When I tried to summon the image that time, it flickered and went white. Nothing.
I rubbed my temples. I stood up. I went downstairs. I could feel that edge of madness again, the hysteria I’d felt in Morgan’s apartment. It made me want to laugh or cry or jump up and down. I suppressed it. I tucked it away. I swallowed it and shut my mouth.
I clicked on the TV and paced in the living room.
“Lucy?”
“Hey, Mom,” I said, biting my lip. “How’s it going?”
Mom walked into the room, paging through a newspaper. She sat down on the couch and glanced up at me. She hid her look of concern poorly.

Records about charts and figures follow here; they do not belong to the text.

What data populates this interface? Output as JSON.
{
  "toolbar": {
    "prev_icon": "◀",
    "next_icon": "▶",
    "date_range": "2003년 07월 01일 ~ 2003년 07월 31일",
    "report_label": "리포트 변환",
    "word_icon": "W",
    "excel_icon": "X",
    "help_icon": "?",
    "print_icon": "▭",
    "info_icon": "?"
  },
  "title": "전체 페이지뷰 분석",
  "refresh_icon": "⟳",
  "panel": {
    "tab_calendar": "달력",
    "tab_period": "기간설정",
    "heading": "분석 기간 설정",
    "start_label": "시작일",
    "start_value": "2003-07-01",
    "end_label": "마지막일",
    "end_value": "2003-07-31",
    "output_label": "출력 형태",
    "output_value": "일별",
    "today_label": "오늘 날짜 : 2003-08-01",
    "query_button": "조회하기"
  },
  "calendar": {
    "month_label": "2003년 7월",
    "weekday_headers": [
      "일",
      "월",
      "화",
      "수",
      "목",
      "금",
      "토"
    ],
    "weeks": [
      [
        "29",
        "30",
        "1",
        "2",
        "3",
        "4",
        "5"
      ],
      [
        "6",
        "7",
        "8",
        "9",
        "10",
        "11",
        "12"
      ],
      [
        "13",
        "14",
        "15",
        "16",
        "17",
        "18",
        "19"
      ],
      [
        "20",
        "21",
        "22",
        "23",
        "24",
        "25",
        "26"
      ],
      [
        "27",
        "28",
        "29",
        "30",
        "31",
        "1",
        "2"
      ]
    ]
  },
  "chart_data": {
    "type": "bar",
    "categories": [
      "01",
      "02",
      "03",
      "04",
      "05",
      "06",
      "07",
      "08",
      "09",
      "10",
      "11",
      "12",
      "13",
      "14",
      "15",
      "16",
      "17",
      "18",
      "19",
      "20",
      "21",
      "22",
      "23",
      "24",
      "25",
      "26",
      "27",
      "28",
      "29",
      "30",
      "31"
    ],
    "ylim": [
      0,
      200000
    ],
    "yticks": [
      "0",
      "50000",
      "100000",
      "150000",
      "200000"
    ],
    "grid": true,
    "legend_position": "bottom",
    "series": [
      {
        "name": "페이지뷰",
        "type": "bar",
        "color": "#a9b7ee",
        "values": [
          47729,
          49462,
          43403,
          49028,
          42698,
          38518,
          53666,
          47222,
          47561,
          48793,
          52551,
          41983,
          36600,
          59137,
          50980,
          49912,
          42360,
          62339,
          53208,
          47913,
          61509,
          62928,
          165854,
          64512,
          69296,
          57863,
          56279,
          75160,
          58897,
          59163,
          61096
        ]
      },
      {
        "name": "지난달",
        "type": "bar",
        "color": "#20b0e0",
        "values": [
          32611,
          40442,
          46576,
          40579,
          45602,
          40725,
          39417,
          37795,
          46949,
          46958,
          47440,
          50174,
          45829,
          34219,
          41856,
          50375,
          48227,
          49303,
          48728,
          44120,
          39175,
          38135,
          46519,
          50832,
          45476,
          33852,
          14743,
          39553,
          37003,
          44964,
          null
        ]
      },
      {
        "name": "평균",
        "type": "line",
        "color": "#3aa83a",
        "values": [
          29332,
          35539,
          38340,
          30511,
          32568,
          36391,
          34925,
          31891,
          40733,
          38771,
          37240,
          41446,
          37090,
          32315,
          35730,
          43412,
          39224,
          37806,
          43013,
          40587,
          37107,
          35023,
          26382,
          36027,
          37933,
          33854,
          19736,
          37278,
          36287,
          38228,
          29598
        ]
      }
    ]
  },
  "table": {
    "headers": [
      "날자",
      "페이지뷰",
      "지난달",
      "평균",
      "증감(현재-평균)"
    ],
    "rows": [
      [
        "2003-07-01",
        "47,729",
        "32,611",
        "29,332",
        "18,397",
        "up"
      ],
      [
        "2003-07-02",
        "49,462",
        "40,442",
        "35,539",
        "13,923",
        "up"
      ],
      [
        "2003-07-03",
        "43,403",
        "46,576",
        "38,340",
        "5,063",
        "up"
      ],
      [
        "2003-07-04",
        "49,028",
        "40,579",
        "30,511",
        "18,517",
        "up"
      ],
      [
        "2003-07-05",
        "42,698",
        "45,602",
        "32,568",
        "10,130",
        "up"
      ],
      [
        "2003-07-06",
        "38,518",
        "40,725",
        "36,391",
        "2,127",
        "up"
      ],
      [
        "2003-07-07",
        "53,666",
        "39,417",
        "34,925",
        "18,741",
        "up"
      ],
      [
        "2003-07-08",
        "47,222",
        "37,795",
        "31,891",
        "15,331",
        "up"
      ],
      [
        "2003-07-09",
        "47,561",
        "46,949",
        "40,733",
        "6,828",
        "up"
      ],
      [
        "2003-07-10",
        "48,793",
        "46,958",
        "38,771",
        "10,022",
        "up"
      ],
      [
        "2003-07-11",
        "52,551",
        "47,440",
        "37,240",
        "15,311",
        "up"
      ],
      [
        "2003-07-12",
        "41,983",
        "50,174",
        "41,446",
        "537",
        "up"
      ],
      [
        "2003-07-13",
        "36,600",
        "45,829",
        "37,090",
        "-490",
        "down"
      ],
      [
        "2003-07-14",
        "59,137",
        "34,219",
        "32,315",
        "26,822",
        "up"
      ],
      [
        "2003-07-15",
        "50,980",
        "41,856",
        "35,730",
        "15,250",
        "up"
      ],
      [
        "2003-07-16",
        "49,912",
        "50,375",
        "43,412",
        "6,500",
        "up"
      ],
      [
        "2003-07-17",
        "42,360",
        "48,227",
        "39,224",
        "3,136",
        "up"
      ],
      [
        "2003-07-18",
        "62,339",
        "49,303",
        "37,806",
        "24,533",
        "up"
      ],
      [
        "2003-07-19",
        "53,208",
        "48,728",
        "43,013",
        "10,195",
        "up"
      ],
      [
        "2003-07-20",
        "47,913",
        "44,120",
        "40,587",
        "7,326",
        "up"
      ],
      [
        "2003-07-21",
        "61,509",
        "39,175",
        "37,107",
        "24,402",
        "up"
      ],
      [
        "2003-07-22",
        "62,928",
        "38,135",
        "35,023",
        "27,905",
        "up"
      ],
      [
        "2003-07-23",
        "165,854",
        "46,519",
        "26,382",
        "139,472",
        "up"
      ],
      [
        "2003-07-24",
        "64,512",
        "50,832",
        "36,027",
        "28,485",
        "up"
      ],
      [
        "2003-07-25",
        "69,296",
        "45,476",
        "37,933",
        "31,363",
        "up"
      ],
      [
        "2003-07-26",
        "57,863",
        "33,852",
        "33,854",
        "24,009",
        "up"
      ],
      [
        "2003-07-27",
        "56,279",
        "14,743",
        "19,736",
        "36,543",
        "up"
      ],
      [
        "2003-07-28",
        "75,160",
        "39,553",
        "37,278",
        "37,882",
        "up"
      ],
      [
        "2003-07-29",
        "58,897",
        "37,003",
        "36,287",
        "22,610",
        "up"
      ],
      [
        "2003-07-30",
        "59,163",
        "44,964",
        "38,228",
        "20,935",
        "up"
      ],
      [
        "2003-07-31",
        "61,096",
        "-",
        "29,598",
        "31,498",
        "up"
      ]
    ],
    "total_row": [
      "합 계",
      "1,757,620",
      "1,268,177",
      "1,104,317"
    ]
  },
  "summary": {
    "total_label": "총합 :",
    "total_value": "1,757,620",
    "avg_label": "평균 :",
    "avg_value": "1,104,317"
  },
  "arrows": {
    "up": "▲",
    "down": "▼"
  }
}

“Is everything okay, hon?”
I had to look crazy. Pacing, the nervous look I could feel on my face. The short, quick breaths. I just hoped she didn’t notice the frost. I glanced at the thermostat on the wall and wasn’t surprised to see a “78” in the tiny window.
“Yeah, yeah,” I said. “Just nervous.”
“What about?”
I twisted my lip.
Wow, honesty.
Where did that come from?
“About…Friday,” I said. “I wanted to ask you about Friday.”
Mom sat up. “What happened Friday, hon? Is there more—”
“No,” I said, then shook my head. “Sorry, sorry. I actually meant, this Friday. Not last Friday.”
“Oh,” she said. “I just thought—”
“Yeah, no, not that. I kind of wanted to ask you if I could go to a birthday party. Friday.”
“Tomorrow?”
“Oh, well yeah, I guess tomorrow.”
I was so glad that my mouth was faster than my brain. Not only had my mouth managed to deflect my mom’s current questions, but it actually got the party-permission thing out of the way. Zack had mentioned Benny’s party every day since he had invited me, and I’d told him I’d find out every day. After last Friday, I didn’t know how lenient my parents might be. It could go either way, I knew. The grounded forever protective route or the go out and be normal, we’re totally cool route.
The look on my mom’s face told me she hadn’t decided which way yet, either.
“I’ll have to talk with your dad,” she said. “But for now it’s a tentative maybe.”
I nodded, but my heart sank. Dad was more liable to throw up the shields and lock me in my room forever to keep me safe.
“Do you mind if I go for a bike ride while you deliberate?”
Mom twisted in her seat. She glanced at the clock.
“Luce, it’s after seven,” she said. “I don’t know.”
It was dark outside. Really dark. Stupid daylight savings time, ruining my strange, illogical plans. Would I really go to the hospital? I wasn’t even sure I wanted to. And then there was the cold to consider.
“I just want to get some exercise,” I said.
“What about dinner?”
I frowned.
What about dinner?
“I ate a huge lunch—”
“Lucy,” Mom said, and to my surprise, stood up. She walked over to where I was pacing and put her hands on my shoulders.